Well, the Post finally caught on to what the Russians were doing, and on March 6th, decided they might as well make a story out of it, so they wrote this article on Russia's "global propaganda machine." One page two of the article is a reference to the recurring "feature" in their own paper:
The official government newspaper Rossiyskaya Gazeta is using its healthy profits to fund monthly supplements in newspapers in India, Britain, Bulgaria and the United States. "Russia: Beyond the Headlines," as the publication is called, is a paid advertising supplement in The Post.One of my favorite lines is this one:
The campaign is designed to counter what the government and many people here see as unrelenting and unfair Western criticism of declining political freedoms under President Vladimir Putin.Let's see ... counter ... criticism ... declining ... Well, there are at least three negatives here, but I think they mostly cancel out to show Putin himself as the biggest negative in the whole picture. As the article admits, there are skeptics that simply won't be fooled by such blatant tactics. But we would be foolish ourselves to dismiss Russia's campaign as harmless. Propaganda works because it understands that people can, and in many cases, deep down they want to be fooled. No one wants to think that the Russians are deceiving us and spying on us so deeply that they have spies in positions of high authority in the CIA and the FBI ... but then we discover Aldrich Ames and Robert Hanssen.
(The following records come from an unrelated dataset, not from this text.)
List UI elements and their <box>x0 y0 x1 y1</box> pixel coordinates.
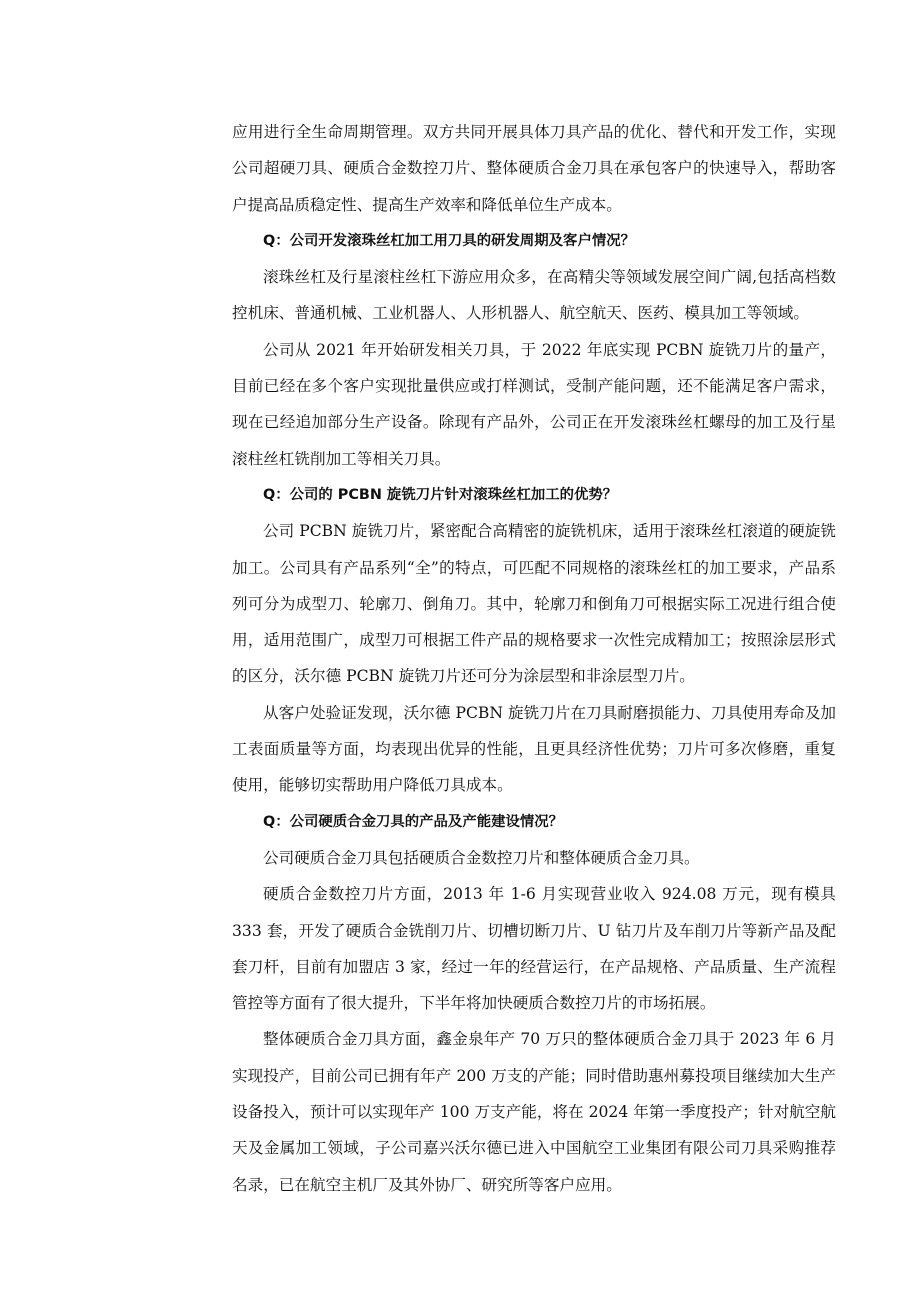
question-ball-screw-tools: Q：公司开发滚珠丝杠加工用刀具的研发周期及客户情况？ <box>263 232 636 249</box>
paragraph-pcbn-product-series: 公司 PCBN 旋铣刀片，紧密配合高精密的旋铣机床，适用于滚珠丝杠滚道的硬旋铣加工。公司具有产品系列“全”的特点，可匹配不同规格的滚珠丝杠的加工要求，产品系列可分为成型刀、轮廓刀、倒角刀。其中，轮廓刀和倒角刀可根据实际工况进行组合使用，适用范围广，成型刀可根据工件产品的规格要求一次性完成精加工；按照涂层形式的区分，沃尔德 PCBN 旋铣刀片还可分为涂层型和非涂层型刀片。 <box>232 522 836 686</box>
question-carbide-capacity: Q：公司硬质合金刀具的产品及产能建设情况？ <box>263 813 564 830</box>
question-pcbn-advantages: Q：公司的 PCBN 旋铣刀片针对滚珠丝杠加工的优势？ <box>263 486 618 503</box>
paragraph-continuation: 应用进行全生命周期管理。双方共同开展具体刀具产品的优化、替代和开发工作，实现公司超硬刀具、硬质合金数控刀片、整体硬质合金刀具在承包客户的快速导入，帮助客户提高品质稳定性、提高生产效率和降低单位生产成本。 <box>232 123 836 214</box>
paragraph-carbide-inserts: 硬质合金数控刀片方面，2013 年 1-6 月实现营业收入 924.08 万元，现有模具 333 套，开发了硬质合金铣削刀片、切槽切断刀片、U 钻刀片及车削刀片等新产品及配套刀杆，目前有加盟店 3 家，经过一年的经营运行，在产品规格、产品质量、生产流程管控等方面有了很大提升，下半年将加快硬质合数控刀片的市场拓展。 <box>232 885 836 1013</box>
document-body <box>232 114 836 1203</box>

One of the primary tactics of propaganda is relentless repetition of the message. It doesn't really matter what you think of the message on your first hearing--that's long gone when you hear it in the back of your head after the 30th hearing. That's why "Beyond the Headlines" is a regular feature. This is the same tactic used by advertising campaigns. Advertising is propaganda. The father of modern advertising, Edward Bernays, laid out how it all works in a very important and influential little book truthfully titled, Propaganda.
Another tactic of propaganda is the form the message takes. I don't care if you tell me a hundred times the world is round, if your commercial has Hitler saying it, I'll probably start to doubt the message. That's why commercials use every day people (usually women) selling every day products--if we saw the CEO of Frigidaire asking us to buy his product, our mind would drift to what he gets out of it--profit. So he has to redirect your mind to what he want you to get out of the commercial--that attractive people just like you use it. "They do? Well, I don't want to be left out," your mind says, while you think you're logically weighing pros and cons.
So the Russian government puts out its party line in newspapers: its own mouthpiece Rossiyskaya Gazeta, and features in the Post meant to look real, b/c if you don't look too carefully, you'll assume it is real. And of course that's what Putin wants you to think: that his government, his democracy, his new puppet president--that they're all real.